Housing activity in the United States is gearing up while Canada’s residential real estate market appears to be in for a soft landing, Bank of Nova Scotia economist Adrienne Warren says in a new research note.
While average prices in the U.S. are still about 30 per cent lower than their 2005 peak, the long road to recovery has begun. Real home prices in the third quarter were 5 per cent higher than a year ago, an acceleration from the 3-per-cent advance in the prior quarter, Ms. Warren noted.
“At the same time, Canadian housing activity has geared down,” she added. Average home prices were moderately below those of last year in each of the first three quarters of 2012 after adjusting for inflation.

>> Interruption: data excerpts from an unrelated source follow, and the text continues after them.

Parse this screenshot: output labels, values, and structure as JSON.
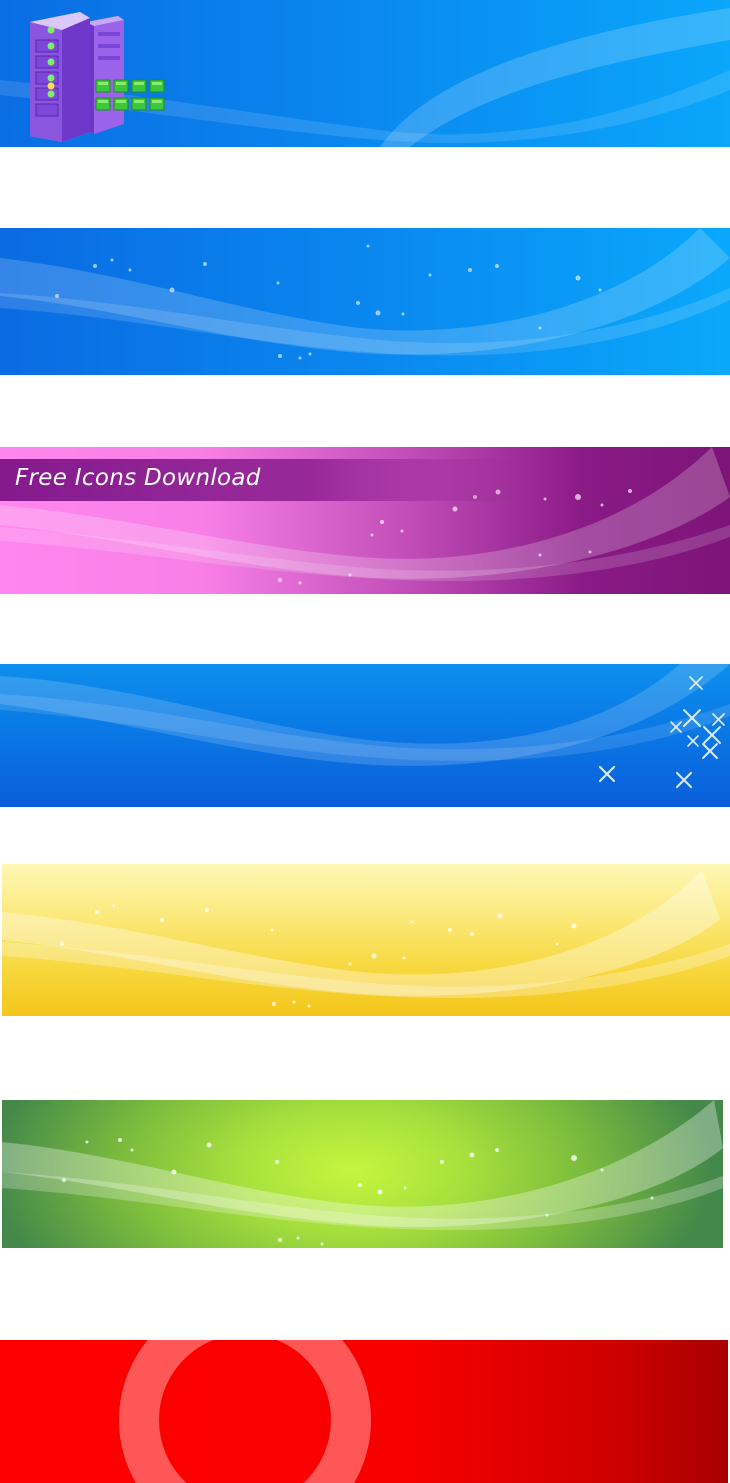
{
  "banners": [
    {
      "id": "blue-server-banner"
    },
    {
      "id": "blue-wave-banner"
    },
    {
      "id": "purple-title-banner",
      "title": "Free Icons Download"
    },
    {
      "id": "blue-sparkle-banner"
    },
    {
      "id": "yellow-wave-banner"
    },
    {
      "id": "green-wave-banner"
    },
    {
      "id": "red-ring-banner"
    }
  ],
  "colors": {
    "blue": "#0a86ee",
    "purple": "#8a1a86",
    "pink": "#ff86ee",
    "yellow": "#f7d73b",
    "green": "#7dbd3d",
    "red": "#ff0000"
  },
  "icons": [
    "server-icon",
    "sparkle-icon",
    "ring-shape"
  ]
}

Sales are also weaker, and the moderation in activity mirrors a modest softening in labour market conditions over the summer, the note said.
Moreover, “high and rising home prices combined with consecutive rounds of tightening in mortgage insurance rules in recent years have contributed to a deterioration in housing affordability, most notably for first-time buyers.” And anecdotal reports point to a lower level of interest from foreign buyers or investors.
All told, Ms. Warren expects housing demand to remain on the softer side for now, as households become more cautious about adding to their already high debt loads. “This could put some further downward pressure on sale volumes as well as prices, especially in markets that have already shifted into buyers’ territory (eg. Vancouver) or in certain market segments that are potentially oversupplied (eg. condominiums in Toronto),” she wrote. The pace of home construction activity is also likely to moderate over the next year.
“However, with the Canadian economy continuing to post healthy job growth, and sellers proving responsive to the underlying shift in market conditions, a sharp decline in prices nationally is unlikely,” the report said.